Bullets start flying and Herschel is trapped in a field as is Rick who he was trying to talk back inside. You wonder if Lori’s spirit was trying to get Rick into a position he needed to be in before the attack started. As it is though, Carl and Beth are trapped in the courtyard and Carol is trapped with the rapidly hole filled body of Axel. Michonne is trapped next to a bus. Glen has left and is unaware of what is going on. Bullets keep flying and things are not looking great at all. Maggie comes running out of the prison carrying some big ass guns…and I wonder while all this is happening “Who’s with the baby?” The answer is no one…and that’s sort of a scary thought isn’t it?
This is no sound stage and this entire sequence, already awesome, ratchets up past ten when we see a delivery truck come rocketing through the gates at high speeds and crashing into the prison grounds. The Gov seems to be smiling creepily at this as the truck comes to rest in the middle of the field. A few seconds pass and then the back of the truck opens up…and out pour a horde of walkers. This is a Walker Delivery and it is beyond messed up. The driver comes running out of the van in full body armor and brandishing a gun and you finally realize just how gone and evil The Gov truly is.
Rick is running out of ammo and Herschel is about to be killed as he’s in the same area as the walkers that just showed up. Glen arrives, passing the Gov on the road back into the prison as he’s heading back to Woodbury, his message delivered. Glen manages to get Herschel and everyone (sans Rick) into his truck and back to relative safety.
Rick’s about to become biter food, with two walkers holding onto him; then suddenly an arrow bursts through one’s head. The Dixon boys, both of them, have come home. Merle and Daryl help Rick take out some of the walkers but there are still a lot left to handle and the noise of the gunfire has no doubt attracted a ton more.

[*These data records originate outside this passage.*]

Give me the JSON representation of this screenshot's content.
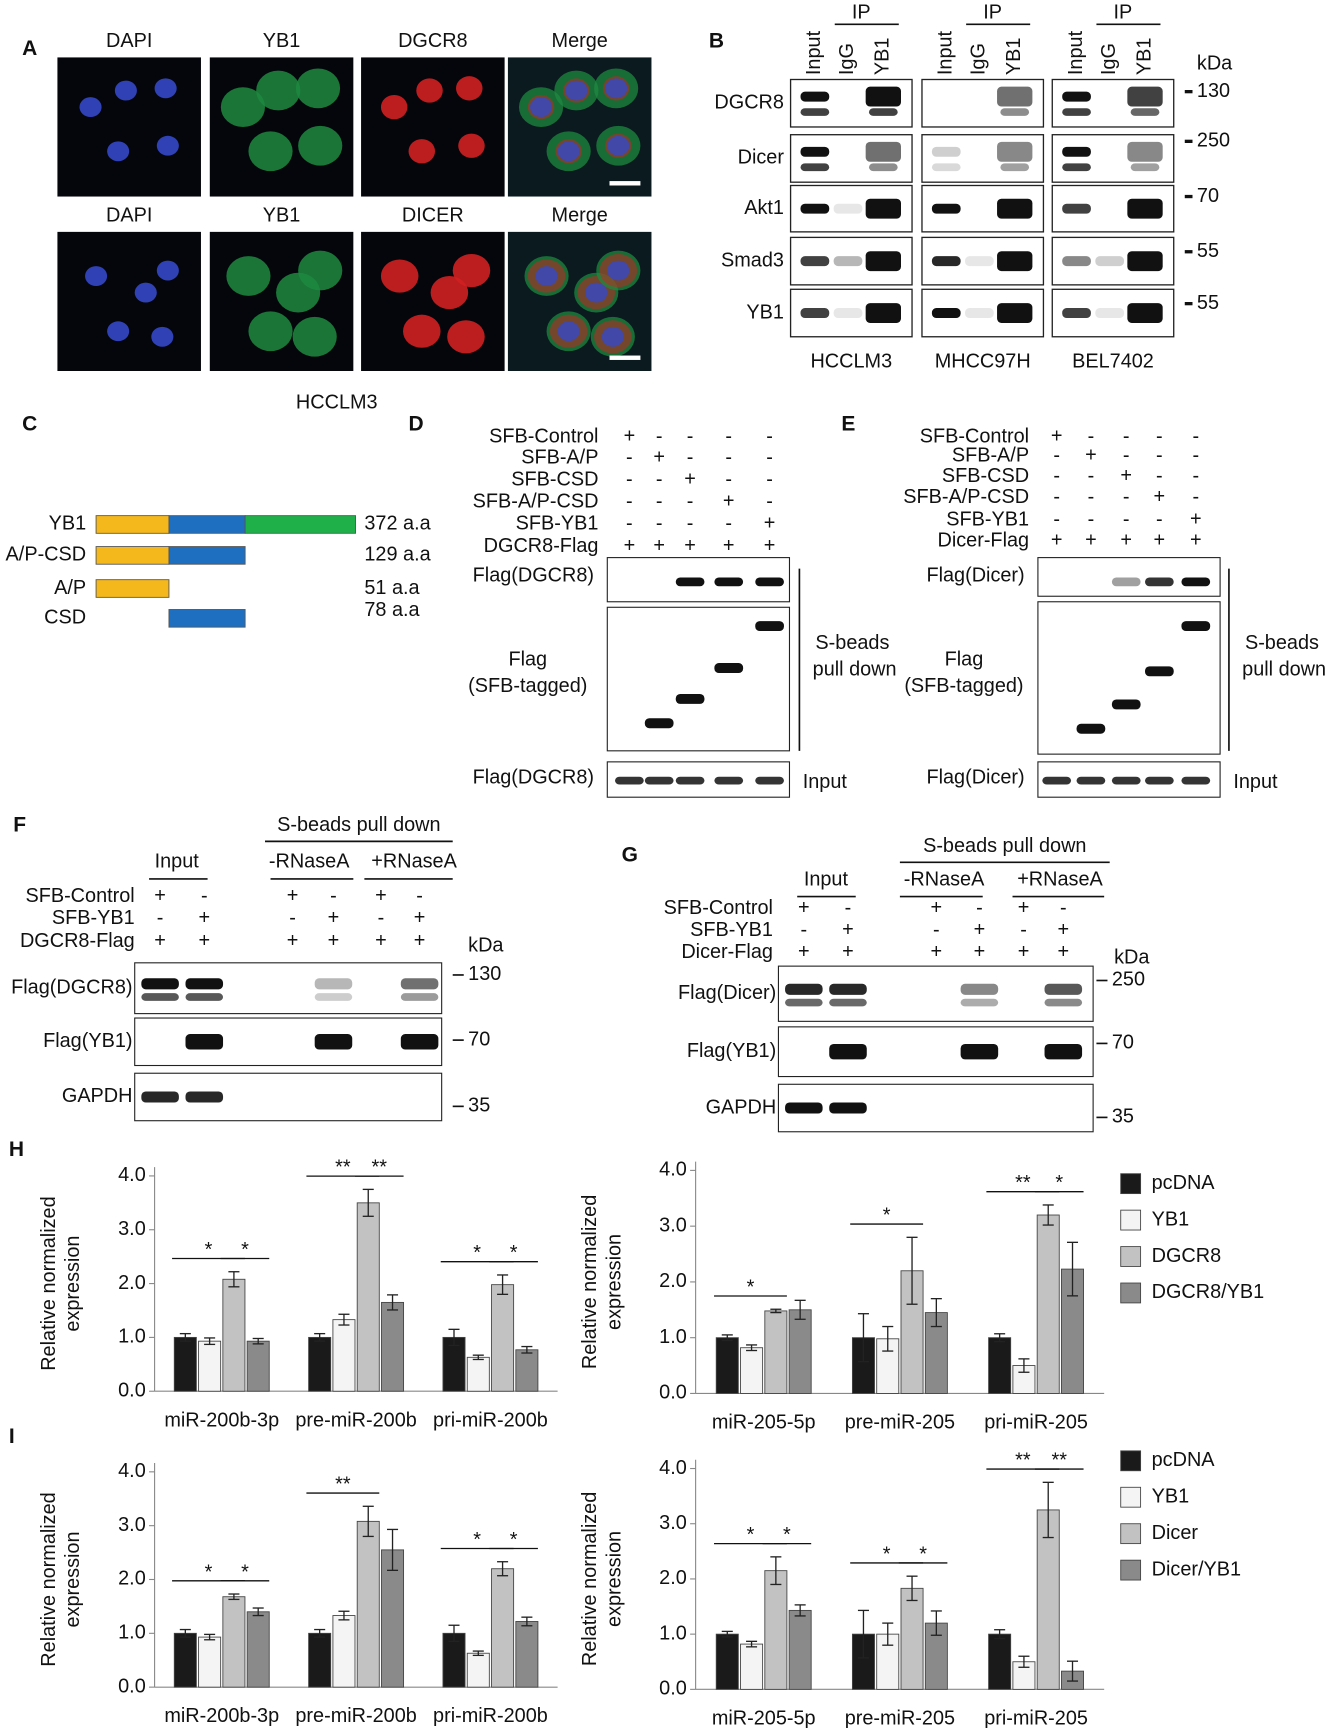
{
  "panel_a": {
    "label": "A",
    "row1": [
      "DAPI",
      "YB1",
      "DGCR8",
      "Merge"
    ],
    "row2": [
      "DAPI",
      "YB1",
      "DICER",
      "Merge"
    ],
    "cell_line": "HCCLM3"
  },
  "panel_b": {
    "label": "B",
    "ip_groups": [
      {
        "ip": "IP",
        "lanes": [
          "Input",
          "IgG",
          "YB1"
        ]
      },
      {
        "ip": "IP",
        "lanes": [
          "Input",
          "IgG",
          "YB1"
        ]
      },
      {
        "ip": "IP",
        "lanes": [
          "Input",
          "IgG",
          "YB1"
        ]
      }
    ],
    "kda": "kDa",
    "proteins": [
      "DGCR8",
      "Dicer",
      "Akt1",
      "Smad3",
      "YB1"
    ],
    "markers": [
      130,
      250,
      70,
      55,
      55
    ],
    "cell_lines": [
      "HCCLM3",
      "MHCC97H",
      "BEL7402"
    ]
  },
  "panel_c": {
    "label": "C",
    "constructs": [
      {
        "name": "YB1",
        "length": "372 a.a"
      },
      {
        "name": "A/P-CSD",
        "length": "129 a.a"
      },
      {
        "name": "A/P",
        "length": "51 a.a"
      },
      {
        "name": "CSD",
        "length": "78 a.a"
      }
    ]
  },
  "panel_d": {
    "label": "D",
    "conditions": [
      {
        "name": "SFB-Control",
        "signs": [
          "+",
          "-",
          "-",
          "-",
          "-"
        ]
      },
      {
        "name": "SFB-A/P",
        "signs": [
          "-",
          "+",
          "-",
          "-",
          "-"
        ]
      },
      {
        "name": "SFB-CSD",
        "signs": [
          "-",
          "-",
          "+",
          "-",
          "-"
        ]
      },
      {
        "name": "SFB-A/P-CSD",
        "signs": [
          "-",
          "-",
          "-",
          "+",
          "-"
        ]
      },
      {
        "name": "SFB-YB1",
        "signs": [
          "-",
          "-",
          "-",
          "-",
          "+"
        ]
      },
      {
        "name": "DGCR8-Flag",
        "signs": [
          "+",
          "+",
          "+",
          "+",
          "+"
        ]
      }
    ],
    "blots": [
      "Flag(DGCR8)",
      [
        "Flag",
        "(SFB-tagged)"
      ],
      "Flag(DGCR8)"
    ],
    "pulldown": [
      "S-beads",
      "pull down"
    ],
    "input": "Input"
  },
  "panel_e": {
    "label": "E",
    "conditions": [
      {
        "name": "SFB-Control",
        "signs": [
          "+",
          "-",
          "-",
          "-",
          "-"
        ]
      },
      {
        "name": "SFB-A/P",
        "signs": [
          "-",
          "+",
          "-",
          "-",
          "-"
        ]
      },
      {
        "name": "SFB-CSD",
        "signs": [
          "-",
          "-",
          "+",
          "-",
          "-"
        ]
      },
      {
        "name": "SFB-A/P-CSD",
        "signs": [
          "-",
          "-",
          "-",
          "+",
          "-"
        ]
      },
      {
        "name": "SFB-YB1",
        "signs": [
          "-",
          "-",
          "-",
          "-",
          "+"
        ]
      },
      {
        "name": "Dicer-Flag",
        "signs": [
          "+",
          "+",
          "+",
          "+",
          "+"
        ]
      }
    ],
    "blots": [
      "Flag(Dicer)",
      [
        "Flag",
        "(SFB-tagged)"
      ],
      "Flag(Dicer)"
    ],
    "pulldown": [
      "S-beads",
      "pull down"
    ],
    "input": "Input"
  },
  "panel_f": {
    "label": "F",
    "pulldown": "S-beads pull down",
    "input": "Input",
    "treatments": [
      "-RNaseA",
      "+RNaseA"
    ],
    "conditions": [
      {
        "name": "SFB-Control",
        "signs": [
          "+",
          "-",
          "+",
          "-",
          "+",
          "-"
        ]
      },
      {
        "name": "SFB-YB1",
        "signs": [
          "-",
          "+",
          "-",
          "+",
          "-",
          "+"
        ]
      },
      {
        "name": "DGCR8-Flag",
        "signs": [
          "+",
          "+",
          "+",
          "+",
          "+",
          "+"
        ]
      }
    ],
    "kda": "kDa",
    "blots": [
      "Flag(DGCR8)",
      "Flag(YB1)",
      "GAPDH"
    ],
    "markers": [
      130,
      70,
      35
    ]
  },
  "panel_g": {
    "label": "G",
    "pulldown": "S-beads pull down",
    "input": "Input",
    "treatments": [
      "-RNaseA",
      "+RNaseA"
    ],
    "conditions": [
      {
        "name": "SFB-Control",
        "signs": [
          "+",
          "-",
          "+",
          "-",
          "+",
          "-"
        ]
      },
      {
        "name": "SFB-YB1",
        "signs": [
          "-",
          "+",
          "-",
          "+",
          "-",
          "+"
        ]
      },
      {
        "name": "Dicer-Flag",
        "signs": [
          "+",
          "+",
          "+",
          "+",
          "+",
          "+"
        ]
      }
    ],
    "kda": "kDa",
    "blots": [
      "Flag(Dicer)",
      "Flag(YB1)",
      "GAPDH"
    ],
    "markers": [
      250,
      70,
      35
    ]
  },
  "panel_h": "H",
  "panel_i": "I",
  "chart_data": [
    {
      "type": "bar",
      "ylabel": [
        "Relative normalized",
        "expression"
      ],
      "categories": [
        "miR-200b-3p",
        "pre-miR-200b",
        "pri-miR-200b"
      ],
      "series": [
        {
          "name": "pcDNA",
          "color": "#1a1a1a",
          "values": [
            1.0,
            1.0,
            1.0
          ],
          "errors": [
            0.07,
            0.07,
            0.15
          ]
        },
        {
          "name": "YB1",
          "color": "#f4f4f4",
          "values": [
            0.93,
            1.33,
            0.63
          ],
          "errors": [
            0.06,
            0.1,
            0.04
          ]
        },
        {
          "name": "DGCR8",
          "color": "#c2c2c2",
          "values": [
            2.08,
            3.5,
            1.98
          ],
          "errors": [
            0.14,
            0.25,
            0.18
          ]
        },
        {
          "name": "DGCR8/YB1",
          "color": "#8a8a8a",
          "values": [
            0.93,
            1.65,
            0.77
          ],
          "errors": [
            0.05,
            0.14,
            0.06
          ]
        }
      ],
      "ylim": [
        0,
        4
      ],
      "yticks": [
        {
          "value": 0,
          "label": "0.0"
        },
        {
          "value": 1,
          "label": "1.0"
        },
        {
          "value": 2,
          "label": "2.0"
        },
        {
          "value": 3,
          "label": "3.0"
        },
        {
          "value": 4,
          "label": "4.0"
        }
      ],
      "annotations": [
        "*",
        "*",
        "**",
        "**",
        "*",
        "*"
      ],
      "legend": false
    },
    {
      "type": "bar",
      "ylabel": [
        "Relative normalized",
        "expression"
      ],
      "categories": [
        "miR-205-5p",
        "pre-miR-205",
        "pri-miR-205"
      ],
      "series": [
        {
          "name": "pcDNA",
          "color": "#1a1a1a",
          "values": [
            1.0,
            1.0,
            1.0
          ],
          "errors": [
            0.05,
            0.43,
            0.07
          ]
        },
        {
          "name": "YB1",
          "color": "#f4f4f4",
          "values": [
            0.82,
            0.98,
            0.5
          ],
          "errors": [
            0.05,
            0.22,
            0.12
          ]
        },
        {
          "name": "DGCR8",
          "color": "#c2c2c2",
          "values": [
            1.48,
            2.2,
            3.2
          ],
          "errors": [
            0.03,
            0.6,
            0.18
          ]
        },
        {
          "name": "DGCR8/YB1",
          "color": "#8a8a8a",
          "values": [
            1.5,
            1.45,
            2.23
          ],
          "errors": [
            0.17,
            0.25,
            0.48
          ]
        }
      ],
      "ylim": [
        0,
        4
      ],
      "yticks": [
        {
          "value": 0,
          "label": "0.0"
        },
        {
          "value": 1,
          "label": "1.0"
        },
        {
          "value": 2,
          "label": "2.0"
        },
        {
          "value": 3,
          "label": "3.0"
        },
        {
          "value": 4,
          "label": "4.0"
        }
      ],
      "annotations": [
        "*",
        "*",
        "**",
        "*"
      ],
      "legend": "right"
    },
    {
      "type": "bar",
      "ylabel": [
        "Relative normalized",
        "expression"
      ],
      "categories": [
        "miR-200b-3p",
        "pre-miR-200b",
        "pri-miR-200b"
      ],
      "series": [
        {
          "name": "pcDNA",
          "color": "#1a1a1a",
          "values": [
            1.0,
            1.0,
            1.0
          ],
          "errors": [
            0.07,
            0.07,
            0.15
          ]
        },
        {
          "name": "YB1",
          "color": "#f4f4f4",
          "values": [
            0.93,
            1.33,
            0.63
          ],
          "errors": [
            0.05,
            0.08,
            0.04
          ]
        },
        {
          "name": "Dicer",
          "color": "#c2c2c2",
          "values": [
            1.68,
            3.08,
            2.2
          ],
          "errors": [
            0.05,
            0.28,
            0.13
          ]
        },
        {
          "name": "Dicer/YB1",
          "color": "#8a8a8a",
          "values": [
            1.4,
            2.55,
            1.22
          ],
          "errors": [
            0.07,
            0.38,
            0.08
          ]
        }
      ],
      "ylim": [
        0,
        4
      ],
      "yticks": [
        {
          "value": 0,
          "label": "0.0"
        },
        {
          "value": 1,
          "label": "1.0"
        },
        {
          "value": 2,
          "label": "2.0"
        },
        {
          "value": 3,
          "label": "3.0"
        },
        {
          "value": 4,
          "label": "4.0"
        }
      ],
      "annotations": [
        "*",
        "*",
        "**",
        "*",
        "*"
      ],
      "legend": false
    },
    {
      "type": "bar",
      "ylabel": [
        "Relative normalized",
        "expression"
      ],
      "categories": [
        "miR-205-5p",
        "pre-miR-205",
        "pri-miR-205"
      ],
      "series": [
        {
          "name": "pcDNA",
          "color": "#1a1a1a",
          "values": [
            1.0,
            1.0,
            1.0
          ],
          "errors": [
            0.05,
            0.43,
            0.08
          ]
        },
        {
          "name": "YB1",
          "color": "#f4f4f4",
          "values": [
            0.82,
            1.0,
            0.5
          ],
          "errors": [
            0.05,
            0.2,
            0.1
          ]
        },
        {
          "name": "Dicer",
          "color": "#c2c2c2",
          "values": [
            2.15,
            1.83,
            3.25
          ],
          "errors": [
            0.25,
            0.22,
            0.5
          ]
        },
        {
          "name": "Dicer/YB1",
          "color": "#8a8a8a",
          "values": [
            1.43,
            1.2,
            0.33
          ],
          "errors": [
            0.1,
            0.22,
            0.18
          ]
        }
      ],
      "ylim": [
        0,
        4
      ],
      "yticks": [
        {
          "value": 0,
          "label": "0.0"
        },
        {
          "value": 1,
          "label": "1.0"
        },
        {
          "value": 2,
          "label": "2.0"
        },
        {
          "value": 3,
          "label": "3.0"
        },
        {
          "value": 4,
          "label": "4.0"
        }
      ],
      "annotations": [
        "*",
        "*",
        "*",
        "*",
        "**",
        "**"
      ],
      "legend": "right"
    }
  ]
}
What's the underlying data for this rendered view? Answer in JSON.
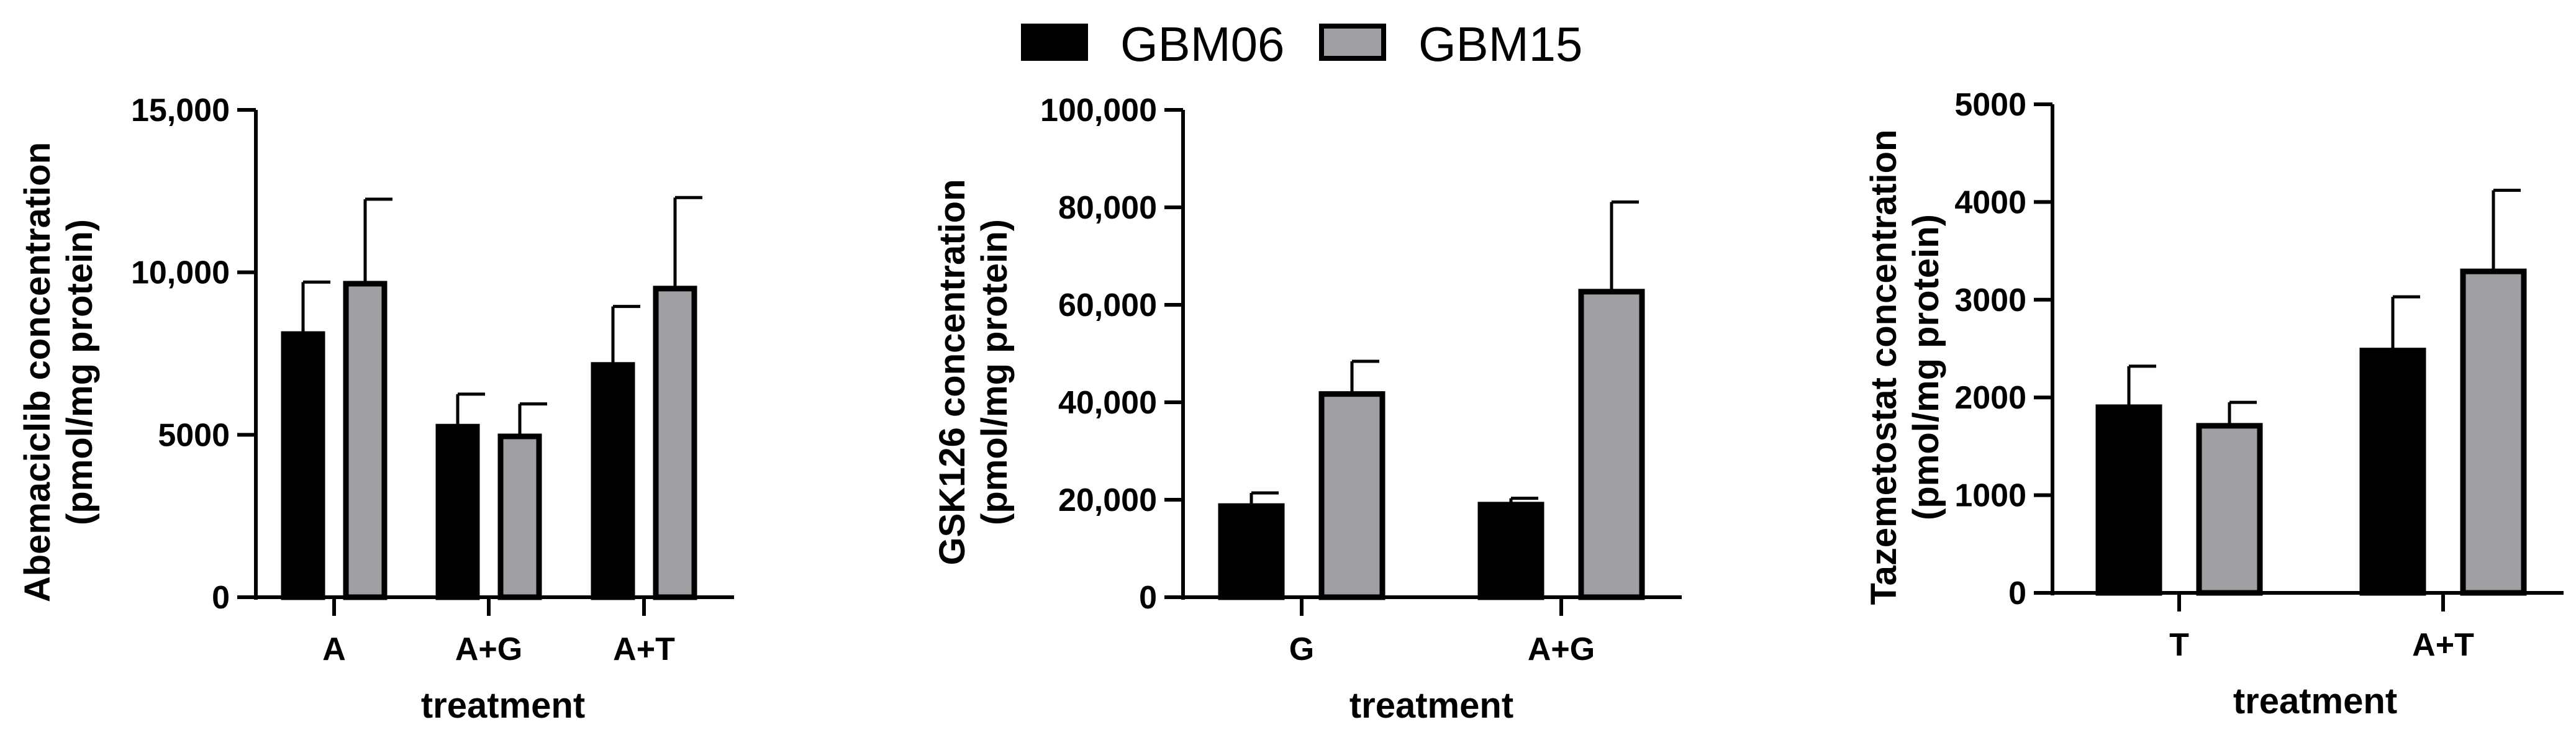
{
  "legend": {
    "position": "top-center",
    "items": [
      {
        "name": "GBM06",
        "color": "#000000"
      },
      {
        "name": "GBM15",
        "color": "#a0a0a4"
      }
    ]
  },
  "chart_data": [
    {
      "type": "bar",
      "categories": [
        "A",
        "A+G",
        "A+T"
      ],
      "series": [
        {
          "name": "GBM06",
          "color": "#000000",
          "values": [
            8100,
            5250,
            7150
          ],
          "errors": [
            1600,
            1000,
            1800
          ]
        },
        {
          "name": "GBM15",
          "color": "#a0a0a4",
          "values": [
            9650,
            4950,
            9500
          ],
          "errors": [
            2600,
            1000,
            2800
          ]
        }
      ],
      "xlabel": "treatment",
      "ylabel_lines": [
        "Abemaciclib concentration",
        "(pmol/mg protein)"
      ],
      "ylim": [
        0,
        15000
      ],
      "yticks": [
        0,
        5000,
        10000,
        15000
      ],
      "ytick_labels": [
        "0",
        "5000",
        "10,000",
        "15,000"
      ],
      "grid": false
    },
    {
      "type": "bar",
      "categories": [
        "G",
        "A+G"
      ],
      "series": [
        {
          "name": "GBM06",
          "color": "#000000",
          "values": [
            18700,
            19000
          ],
          "errors": [
            2700,
            1300
          ]
        },
        {
          "name": "GBM15",
          "color": "#a0a0a4",
          "values": [
            41700,
            62700
          ],
          "errors": [
            6700,
            18400
          ]
        }
      ],
      "xlabel": "treatment",
      "ylabel_lines": [
        "GSK126 concentration",
        "(pmol/mg protein)"
      ],
      "ylim": [
        0,
        100000
      ],
      "yticks": [
        0,
        20000,
        40000,
        60000,
        80000,
        100000
      ],
      "ytick_labels": [
        "0",
        "20,000",
        "40,000",
        "60,000",
        "80,000",
        "100,000"
      ],
      "grid": false
    },
    {
      "type": "bar",
      "categories": [
        "T",
        "A+T"
      ],
      "series": [
        {
          "name": "GBM06",
          "color": "#000000",
          "values": [
            1900,
            2480
          ],
          "errors": [
            420,
            550
          ]
        },
        {
          "name": "GBM15",
          "color": "#a0a0a4",
          "values": [
            1710,
            3290
          ],
          "errors": [
            240,
            830
          ]
        }
      ],
      "xlabel": "treatment",
      "ylabel_lines": [
        "Tazemetostat concentration",
        "(pmol/mg protein)"
      ],
      "ylim": [
        0,
        5000
      ],
      "yticks": [
        0,
        1000,
        2000,
        3000,
        4000,
        5000
      ],
      "ytick_labels": [
        "0",
        "1000",
        "2000",
        "3000",
        "4000",
        "5000"
      ],
      "grid": false
    }
  ]
}
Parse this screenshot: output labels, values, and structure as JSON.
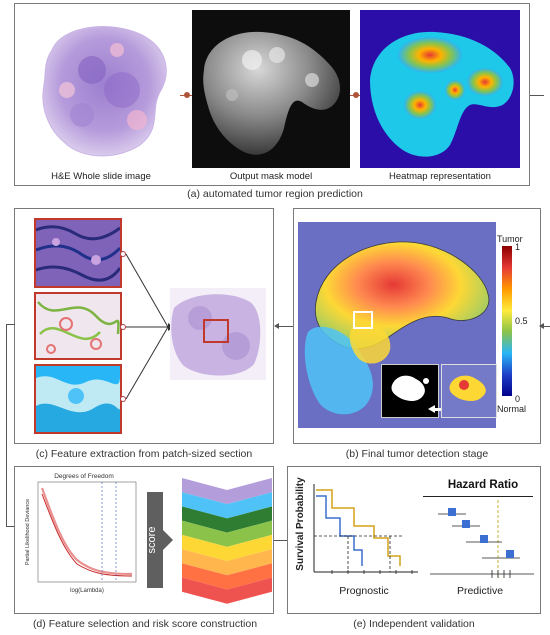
{
  "panel_a": {
    "label_wsi": "H&E Whole slide image",
    "label_mask": "Output mask model",
    "label_heatmap": "Heatmap representation",
    "caption": "(a)  automated tumor region prediction"
  },
  "panel_b": {
    "caption": "(b) Final tumor detection stage",
    "colorbar_top": "Tumor",
    "colorbar_max": "1",
    "colorbar_mid": "0.5",
    "colorbar_min": "0",
    "colorbar_bottom": "Normal"
  },
  "panel_c": {
    "caption": "(c) Feature extraction from patch-sized section"
  },
  "panel_d": {
    "caption": "(d) Feature selection and risk score construction",
    "plot_title": "Degrees of Freedom",
    "plot_ylabel": "Partial Likelihood Deviance",
    "plot_xlabel": "log(Lambda)",
    "score_label": "score",
    "funnel_colors": [
      "#b39ddb",
      "#4fc3f7",
      "#2e7d32",
      "#8bc34a",
      "#fdd835",
      "#ffb74d",
      "#ff7043",
      "#ef5350"
    ]
  },
  "panel_e": {
    "caption": "(e)  Independent validation",
    "survival_ylabel": "Survival Probability",
    "prognostic_label": "Prognostic",
    "hazard_title": "Hazard Ratio",
    "predictive_label": "Predictive"
  }
}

As the episode ends we see Rick looking at the horde and the horror that has been brought to his home and his expression is dark and dangerous and filled with just as much fury as ever we’ve seen. Retribution is about to come down hard I have a feeling, straight into the heart of Woodbury. Rick’s family and his home have been attacked and that’s something that no law man or man for that matter will stand for. It’s going to be an eye for an eye, and the Governor only has one left…and I think Rick’s ready to stab it out. This may be my favorite episode of the season and I can’t wait to see how they top it.